The OVER clause is where you provide the specification that defines the exact set of rows that the current row relates to, the ordering specification, if relevant, and other elements. Absent any elements that restrict the set of rows in the window—as is the case in this example, the set of rows in the window is the final result set of the query.

What’s most important to note is that conceptually the OVER clause defines a window for the function with respect to the current row. And this is true for all rows in the result set of the query. In other words, with respect to each row, the OVER clause defines a window independent of the window defined for other rows. This idea is really profound and takes some getting used to. Once you get this, you get closer to a true understanding of the windowing concept, its magnitude, and its depth. If this doesn’t mean much to you yet, don’t worry about it for now. I wanted to throw it out there to plant the seed.

The first time the SQL standard introduced support for window functions was in an extension document to SQL:1999 that covered what they called “OLAP functions” back then. Since then, the revisions to the standard continued to enhance support for window functions. So far, the revisions have been SQL:2003, SQL:2008, SQL:2011, and SQL:2016. The latest SQL standard has very rich and extensive coverage of window functions. It also has related analytical features like row pattern recognition, which shows the standard committee’s belief in the concept. This trend seems to be to keep enhancing the standard’s support with more window functions and more analytical capabilities.

The SQL standard supports several types of window functions: aggregate, ranking, distribution (statistical), and offset. But remember that windowing is a concept; therefore, we might see new types emerging in future revisions of the standard.

Aggregate window functions are the all-familiar aggregate functions you already know—like SUM, COUNT, MIN, MAX, and others—though traditionally, you’re probably used to using them in the context of grouped queries.
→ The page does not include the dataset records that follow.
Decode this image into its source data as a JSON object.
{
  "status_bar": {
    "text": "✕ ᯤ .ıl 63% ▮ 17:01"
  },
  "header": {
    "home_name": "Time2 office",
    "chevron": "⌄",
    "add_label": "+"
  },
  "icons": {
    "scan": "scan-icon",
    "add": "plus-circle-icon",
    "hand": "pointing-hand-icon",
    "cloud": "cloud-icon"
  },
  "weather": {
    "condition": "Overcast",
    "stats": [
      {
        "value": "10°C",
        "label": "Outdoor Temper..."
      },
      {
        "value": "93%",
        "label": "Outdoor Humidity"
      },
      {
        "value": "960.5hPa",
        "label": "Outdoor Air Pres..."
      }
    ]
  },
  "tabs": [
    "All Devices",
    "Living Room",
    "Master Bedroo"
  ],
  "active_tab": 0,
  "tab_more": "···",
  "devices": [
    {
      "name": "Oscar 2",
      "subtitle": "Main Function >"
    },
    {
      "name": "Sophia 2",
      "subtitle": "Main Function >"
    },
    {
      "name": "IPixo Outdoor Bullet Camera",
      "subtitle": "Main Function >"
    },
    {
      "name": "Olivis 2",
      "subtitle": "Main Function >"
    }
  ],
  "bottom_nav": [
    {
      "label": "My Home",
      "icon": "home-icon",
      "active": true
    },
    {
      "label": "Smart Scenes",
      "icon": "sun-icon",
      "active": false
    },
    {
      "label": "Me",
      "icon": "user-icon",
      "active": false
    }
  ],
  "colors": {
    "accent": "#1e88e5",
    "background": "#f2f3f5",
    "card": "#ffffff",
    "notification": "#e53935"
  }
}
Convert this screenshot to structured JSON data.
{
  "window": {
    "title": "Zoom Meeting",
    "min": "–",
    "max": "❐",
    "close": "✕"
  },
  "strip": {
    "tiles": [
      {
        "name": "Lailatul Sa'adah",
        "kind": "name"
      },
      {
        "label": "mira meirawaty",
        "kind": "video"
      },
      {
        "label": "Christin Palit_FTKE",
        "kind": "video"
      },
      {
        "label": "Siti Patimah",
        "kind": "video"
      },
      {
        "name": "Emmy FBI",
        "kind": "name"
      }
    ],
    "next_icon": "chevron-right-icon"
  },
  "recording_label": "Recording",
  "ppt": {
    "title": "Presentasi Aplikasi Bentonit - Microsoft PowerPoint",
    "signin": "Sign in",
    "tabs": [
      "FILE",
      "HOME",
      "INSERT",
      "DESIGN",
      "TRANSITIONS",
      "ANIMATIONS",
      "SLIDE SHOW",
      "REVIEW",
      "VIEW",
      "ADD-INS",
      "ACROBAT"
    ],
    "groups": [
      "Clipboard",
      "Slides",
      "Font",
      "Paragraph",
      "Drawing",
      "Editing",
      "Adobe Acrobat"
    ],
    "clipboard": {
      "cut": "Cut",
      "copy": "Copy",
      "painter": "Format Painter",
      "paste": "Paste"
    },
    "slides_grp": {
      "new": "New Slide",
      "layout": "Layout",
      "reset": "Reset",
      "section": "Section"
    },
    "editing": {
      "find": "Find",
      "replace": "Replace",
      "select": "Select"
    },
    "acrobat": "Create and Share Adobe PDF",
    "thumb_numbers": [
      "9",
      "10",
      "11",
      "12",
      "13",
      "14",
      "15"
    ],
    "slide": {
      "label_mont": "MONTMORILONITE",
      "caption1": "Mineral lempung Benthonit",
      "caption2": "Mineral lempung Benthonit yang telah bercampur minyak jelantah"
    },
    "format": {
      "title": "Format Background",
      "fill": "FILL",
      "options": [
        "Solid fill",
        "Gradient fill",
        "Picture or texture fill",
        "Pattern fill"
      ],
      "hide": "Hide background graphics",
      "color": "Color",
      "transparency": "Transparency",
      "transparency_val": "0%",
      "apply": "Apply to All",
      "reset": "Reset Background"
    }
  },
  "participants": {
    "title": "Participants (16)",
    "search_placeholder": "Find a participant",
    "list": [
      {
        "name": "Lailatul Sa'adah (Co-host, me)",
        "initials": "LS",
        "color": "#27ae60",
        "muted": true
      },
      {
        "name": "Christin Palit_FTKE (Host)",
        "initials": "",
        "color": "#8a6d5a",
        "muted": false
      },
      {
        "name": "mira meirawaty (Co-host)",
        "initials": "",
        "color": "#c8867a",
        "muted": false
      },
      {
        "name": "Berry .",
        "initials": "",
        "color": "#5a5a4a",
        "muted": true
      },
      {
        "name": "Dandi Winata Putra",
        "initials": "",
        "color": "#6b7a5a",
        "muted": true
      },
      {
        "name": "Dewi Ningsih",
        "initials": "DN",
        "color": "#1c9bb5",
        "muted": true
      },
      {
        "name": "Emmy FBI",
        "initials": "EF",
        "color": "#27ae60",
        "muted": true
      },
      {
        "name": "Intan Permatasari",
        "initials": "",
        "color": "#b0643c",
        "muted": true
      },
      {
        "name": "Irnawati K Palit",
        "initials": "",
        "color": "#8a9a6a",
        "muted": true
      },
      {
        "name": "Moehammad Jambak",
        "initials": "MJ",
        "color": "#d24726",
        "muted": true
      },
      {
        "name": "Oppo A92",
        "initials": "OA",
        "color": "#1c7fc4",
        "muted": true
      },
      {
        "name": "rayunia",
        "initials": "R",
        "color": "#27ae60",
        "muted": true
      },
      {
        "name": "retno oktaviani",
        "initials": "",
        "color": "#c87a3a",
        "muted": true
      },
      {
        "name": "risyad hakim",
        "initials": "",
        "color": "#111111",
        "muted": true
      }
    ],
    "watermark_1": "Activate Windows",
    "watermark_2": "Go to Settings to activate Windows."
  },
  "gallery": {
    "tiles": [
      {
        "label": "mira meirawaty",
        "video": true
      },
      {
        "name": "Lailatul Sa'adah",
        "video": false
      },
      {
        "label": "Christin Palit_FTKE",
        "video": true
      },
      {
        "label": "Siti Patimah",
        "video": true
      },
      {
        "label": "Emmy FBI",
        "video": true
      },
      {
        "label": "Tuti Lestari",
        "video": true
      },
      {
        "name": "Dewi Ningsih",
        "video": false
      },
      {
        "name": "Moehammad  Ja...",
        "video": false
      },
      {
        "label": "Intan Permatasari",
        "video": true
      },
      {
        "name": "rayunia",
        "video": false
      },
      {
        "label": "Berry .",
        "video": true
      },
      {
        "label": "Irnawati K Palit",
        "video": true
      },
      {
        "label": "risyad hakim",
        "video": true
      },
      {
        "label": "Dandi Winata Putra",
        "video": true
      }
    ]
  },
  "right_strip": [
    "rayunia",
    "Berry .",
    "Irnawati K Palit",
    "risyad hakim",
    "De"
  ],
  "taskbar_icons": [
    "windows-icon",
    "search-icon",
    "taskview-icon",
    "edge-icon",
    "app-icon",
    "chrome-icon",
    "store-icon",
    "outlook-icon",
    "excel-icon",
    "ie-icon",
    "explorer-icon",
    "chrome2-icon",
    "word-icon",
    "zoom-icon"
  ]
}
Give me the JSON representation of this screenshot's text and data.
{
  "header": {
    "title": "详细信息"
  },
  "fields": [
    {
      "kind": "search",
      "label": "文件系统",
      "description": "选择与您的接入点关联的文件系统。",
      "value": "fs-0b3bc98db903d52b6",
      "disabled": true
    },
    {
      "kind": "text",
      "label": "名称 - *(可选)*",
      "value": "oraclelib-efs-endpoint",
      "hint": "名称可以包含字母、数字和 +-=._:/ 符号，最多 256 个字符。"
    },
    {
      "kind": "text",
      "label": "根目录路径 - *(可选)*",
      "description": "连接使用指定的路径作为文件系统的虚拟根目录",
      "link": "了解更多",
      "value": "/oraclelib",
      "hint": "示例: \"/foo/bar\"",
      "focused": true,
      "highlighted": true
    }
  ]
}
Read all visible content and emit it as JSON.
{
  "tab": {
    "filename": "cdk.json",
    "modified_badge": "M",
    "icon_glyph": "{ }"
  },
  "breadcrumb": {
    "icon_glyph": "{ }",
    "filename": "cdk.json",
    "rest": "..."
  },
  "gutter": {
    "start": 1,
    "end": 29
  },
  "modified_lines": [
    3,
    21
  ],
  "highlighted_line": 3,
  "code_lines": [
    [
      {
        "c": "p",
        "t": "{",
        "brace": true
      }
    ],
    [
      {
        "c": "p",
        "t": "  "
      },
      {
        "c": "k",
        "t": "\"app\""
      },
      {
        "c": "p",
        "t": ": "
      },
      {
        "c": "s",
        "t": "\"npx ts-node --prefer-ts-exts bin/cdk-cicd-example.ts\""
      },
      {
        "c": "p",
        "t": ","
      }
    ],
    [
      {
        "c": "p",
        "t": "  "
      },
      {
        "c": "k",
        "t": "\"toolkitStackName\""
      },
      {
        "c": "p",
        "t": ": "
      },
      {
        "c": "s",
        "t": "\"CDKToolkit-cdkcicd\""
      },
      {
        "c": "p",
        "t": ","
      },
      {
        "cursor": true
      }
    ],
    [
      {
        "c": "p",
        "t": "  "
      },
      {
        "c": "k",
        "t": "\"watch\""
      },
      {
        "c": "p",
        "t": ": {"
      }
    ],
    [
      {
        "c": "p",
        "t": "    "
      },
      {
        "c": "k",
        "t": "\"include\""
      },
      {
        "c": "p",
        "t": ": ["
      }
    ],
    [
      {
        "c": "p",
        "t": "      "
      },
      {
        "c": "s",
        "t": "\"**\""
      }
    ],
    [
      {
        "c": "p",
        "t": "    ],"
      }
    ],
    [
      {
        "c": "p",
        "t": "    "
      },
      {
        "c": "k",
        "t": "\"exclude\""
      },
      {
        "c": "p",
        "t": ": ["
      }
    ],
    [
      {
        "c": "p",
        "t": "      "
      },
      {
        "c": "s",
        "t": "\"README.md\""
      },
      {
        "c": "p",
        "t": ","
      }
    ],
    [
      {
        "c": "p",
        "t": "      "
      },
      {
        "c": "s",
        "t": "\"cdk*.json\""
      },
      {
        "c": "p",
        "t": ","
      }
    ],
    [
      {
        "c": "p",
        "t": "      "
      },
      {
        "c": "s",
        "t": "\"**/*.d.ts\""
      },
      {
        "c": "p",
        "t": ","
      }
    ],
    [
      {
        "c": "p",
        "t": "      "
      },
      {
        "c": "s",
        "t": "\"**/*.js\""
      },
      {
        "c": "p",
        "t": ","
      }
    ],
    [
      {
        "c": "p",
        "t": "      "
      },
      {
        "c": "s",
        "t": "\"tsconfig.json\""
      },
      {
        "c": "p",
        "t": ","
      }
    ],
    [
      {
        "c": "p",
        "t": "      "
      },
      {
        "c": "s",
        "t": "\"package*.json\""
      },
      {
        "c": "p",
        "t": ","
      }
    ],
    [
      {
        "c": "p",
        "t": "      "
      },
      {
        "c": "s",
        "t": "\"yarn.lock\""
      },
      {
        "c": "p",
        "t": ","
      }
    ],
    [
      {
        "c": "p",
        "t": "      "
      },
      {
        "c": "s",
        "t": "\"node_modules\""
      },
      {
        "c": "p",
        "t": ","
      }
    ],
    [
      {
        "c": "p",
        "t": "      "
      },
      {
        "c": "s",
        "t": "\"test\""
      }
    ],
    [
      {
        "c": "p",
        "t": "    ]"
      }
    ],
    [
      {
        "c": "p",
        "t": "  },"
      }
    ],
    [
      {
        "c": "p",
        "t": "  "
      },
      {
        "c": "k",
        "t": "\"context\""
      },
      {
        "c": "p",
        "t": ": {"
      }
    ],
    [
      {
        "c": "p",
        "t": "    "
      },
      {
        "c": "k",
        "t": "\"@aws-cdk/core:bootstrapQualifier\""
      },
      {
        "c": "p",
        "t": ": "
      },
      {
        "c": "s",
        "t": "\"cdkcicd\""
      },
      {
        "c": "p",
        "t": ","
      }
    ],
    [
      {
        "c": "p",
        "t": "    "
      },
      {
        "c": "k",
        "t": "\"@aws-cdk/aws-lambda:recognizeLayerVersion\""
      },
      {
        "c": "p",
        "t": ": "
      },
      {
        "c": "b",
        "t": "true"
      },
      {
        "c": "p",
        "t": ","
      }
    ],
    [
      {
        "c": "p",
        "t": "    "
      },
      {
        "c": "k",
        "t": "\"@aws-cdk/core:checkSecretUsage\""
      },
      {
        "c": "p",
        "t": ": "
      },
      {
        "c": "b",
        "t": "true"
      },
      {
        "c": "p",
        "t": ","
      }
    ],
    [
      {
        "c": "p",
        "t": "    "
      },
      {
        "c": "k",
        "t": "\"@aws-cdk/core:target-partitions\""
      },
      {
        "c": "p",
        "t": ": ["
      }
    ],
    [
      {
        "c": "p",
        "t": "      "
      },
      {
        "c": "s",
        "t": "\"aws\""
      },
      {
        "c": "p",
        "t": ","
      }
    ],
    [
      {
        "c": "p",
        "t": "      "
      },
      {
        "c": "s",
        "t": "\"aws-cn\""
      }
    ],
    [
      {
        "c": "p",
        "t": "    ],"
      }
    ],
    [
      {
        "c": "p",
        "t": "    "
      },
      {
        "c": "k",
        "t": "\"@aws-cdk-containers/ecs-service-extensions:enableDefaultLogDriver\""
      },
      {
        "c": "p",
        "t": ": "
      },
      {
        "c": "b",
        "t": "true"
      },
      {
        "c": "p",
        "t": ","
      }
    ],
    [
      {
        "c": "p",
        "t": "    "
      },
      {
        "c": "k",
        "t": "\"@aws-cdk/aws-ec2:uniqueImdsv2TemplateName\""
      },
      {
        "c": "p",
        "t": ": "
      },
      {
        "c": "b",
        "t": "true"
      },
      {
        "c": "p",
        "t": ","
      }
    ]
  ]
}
An aggregate function needs to operate on a set, be it a set defined by a grouped query or a window specification.

Ranking functions are RANK, DENSE_RANK, ROW_NUMBER, and NTILE. The standard actually puts the first two and the last two in different categories, and I’ll explain why later. I prefer to put all four functions in the same category for simplicity, just like the official SQL Server documentation does.

Distribution, or statistical, functions are PERCENTILE_CONT, PERCENTILE_DISC, PERCENT_RANK, and CUME_DIST. These functions apply statistical computations like percentiles, percentile ranks, and cumulative distribution.

Offset functions are LAG, LEAD, FIRST_VALUE, LAST_VALUE, and NTH_VALUE. SQL Server supports the first four. As of SQL Server 2019, there’s no support for the NTH_VALUE function.

With every new idea, device, and tool—even if the tool is better and simpler to use and implement than what you’re used to—typically, there’s a barrier. New stuff often seems hard. So, if window functions are new to you and you’re looking for motivation to justify making the investment in learning about them and making the leap to using them, here are a few things I can mention from my experience:

Window functions help address a wide variety of querying tasks. I can’t emphasize this enough. As mentioned, I now use window functions in most of my query solutions. After you’ve had a chance to learn about the concept and the optimization of the functions, the last chapter in the book (Chapter 6) shows some practical applications of window functions. To give you a sense of how they are used, the following querying tasks can be solved with window functions:
- Paging
- De-duplicating data
- Returning top n rows per group
- Computing running totals
- Performing operations on intervals such as packing intervals, and calculating the maximum number of concurrent intervals
- Identifying gaps and islands
- Computing percentiles
- Computing the mode of the distribution
- Sorting hierarchies
- Pivoting
- Computing recency
I’ve been writing SQL queries for almost three decades and have been using window functions extensively for several years now. I can say that even though it took a bit to get used to the concept of windowing, today, I find window functions both simpler and more intuitive in many cases than alternative methods.
Window functions lend themselves to good optimization. You’ll see exactly why this is so in later chapters.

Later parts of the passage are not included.